Mudanças nos modelos de produção
Em paralelo, produziu-se uma clara evolução da produção de software graças aos novos métodos muito mais ágeis que implicam uma integração e implementação contínua de novos produtos e serviços. Isto supôs um maior envolvimento nesta tarefa dos responsáveis de infraestrutura. Engenheiros de Sistemas, tradicionalmente, mas também de Redes e Segurança foram integrados nas equipas de trabalho juntos com os programadores de aplicações, com o objetivo de lhes apoiar e reduzir ao máximo os tempos de integração e implementação das mesas (metodologias ágeis, ambientes DevOps, etc.).

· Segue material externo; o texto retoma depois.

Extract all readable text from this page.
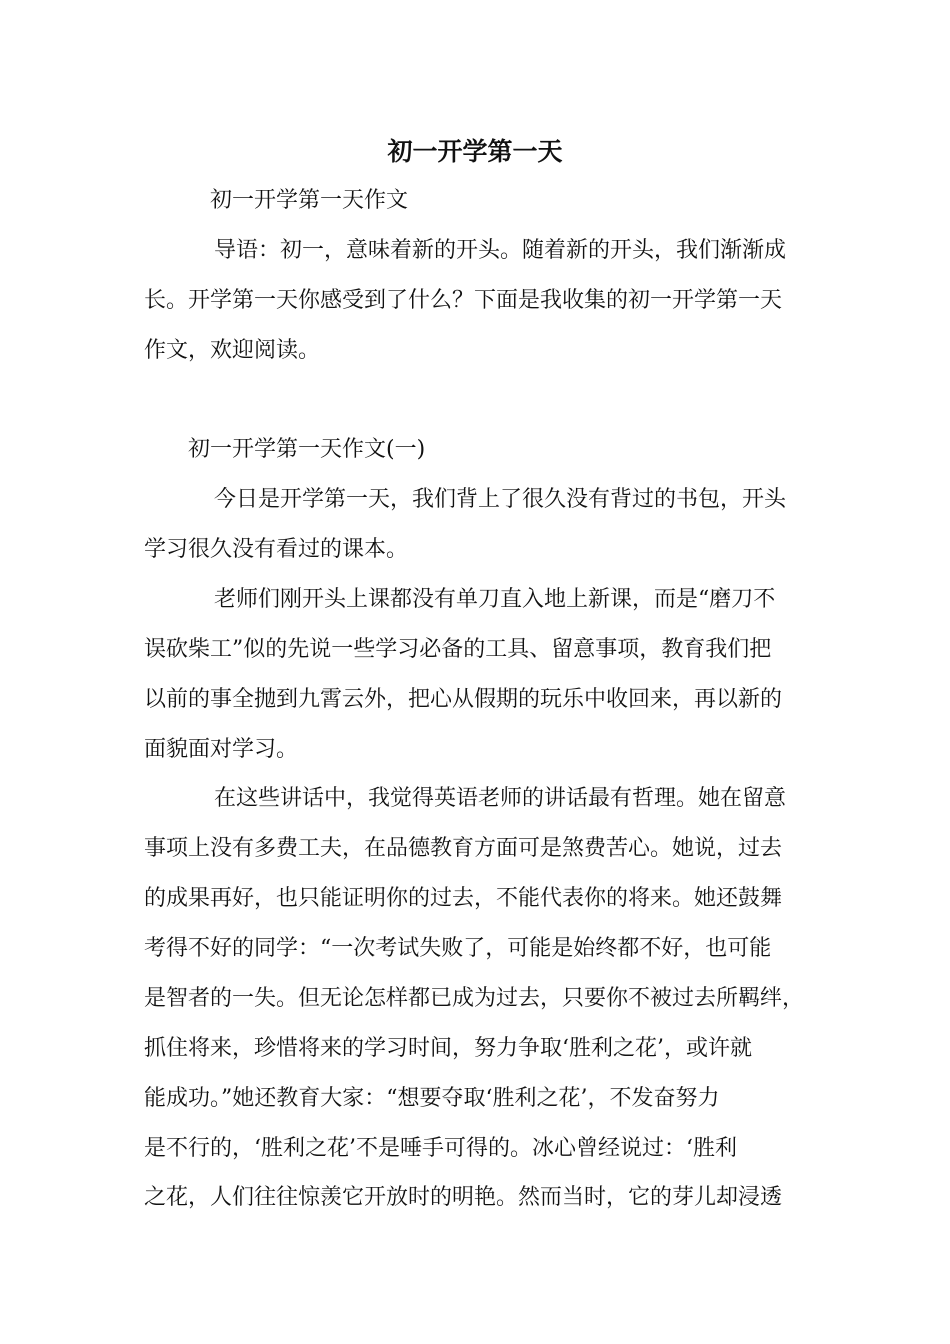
初一开学第一天
初一开学第一天作文
导语：初一，意味着新的开头。随着新的开头，我们渐渐成
长。开学第一天你感受到了什么？下面是我收集的初一开学第一天
作文，欢迎阅读。
初一开学第一天作文(一)
今日是开学第一天，我们背上了很久没有背过的书包，开头
学习很久没有看过的课本。
老师们刚开头上课都没有单刀直入地上新课，而是“磨刀不
误砍柴工”似的先说一些学习必备的工具、留意事项，教育我们把
以前的事全抛到九霄云外，把心从假期的玩乐中收回来，再以新的
面貌面对学习。
在这些讲话中，我觉得英语老师的讲话最有哲理。她在留意
事项上没有多费工夫，在品德教育方面可是煞费苦心。她说，过去
的成果再好，也只能证明你的过去，不能代表你的将来。她还鼓舞
考得不好的同学：“一次考试失败了，可能是始终都不好，也可能
是智者的一失。但无论怎样都已成为过去，只要你不被过去所羁绊，
抓住将来，珍惜将来的学习时间，努力争取‘胜利之花’，或许就
能成功。”她还教育大家：“想要夺取‘胜利之花’，不发奋努力
是不行的，‘胜利之花’不是唾手可得的。冰心曾经说过：‘胜利
之花，人们往往惊羡它开放时的明艳。然而当时，它的芽儿却浸透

Mudanças nos perfis profissionais
Parece claro que a tecnologia e os modelos de produção estão preparados para abordar estas alterações, mas, as empresas necessitam profissionais que as acompanhem nesta transformação, o que deve implicar a adaptação e crescimento dos perfis profissionais, tradicionalmente envolvidos, na administração de infraestruturas TIC. As linhas de separação entre distintos grupos tecnológicos são cada vez mais tênues, de modo que, as novas tecnologias (Cloud, SDN, AIOps, …) e os novos modelos de produção de serviços, requerem profissionais com um conhecimento mais transversal e com maior capacidade de interação com os seus companheiros. Isto talvez não suponha um desafio para os novos profissionais, recém-incorporados ao mercado laboral e com facilidade de aprendizagem e adaptação “ao desconhecido”, mas sim que poderá ser uma barreira difícil de ultrapassar para profissionais sénior que estão há anos centrados na sua metodologia e âmbito de trabalho e no aperfeiçoamento do seu conhecimento matriz (as redes, a segurança, o data center,…). No entanto, o novo ambiente TIC veio para ficar, pelo que as pessoas que estão há bastante tempo neste setor não têm outra opção que a adaptação, a aquisição de novos conhecimentos e o contributo da sua experiência para essa mudança.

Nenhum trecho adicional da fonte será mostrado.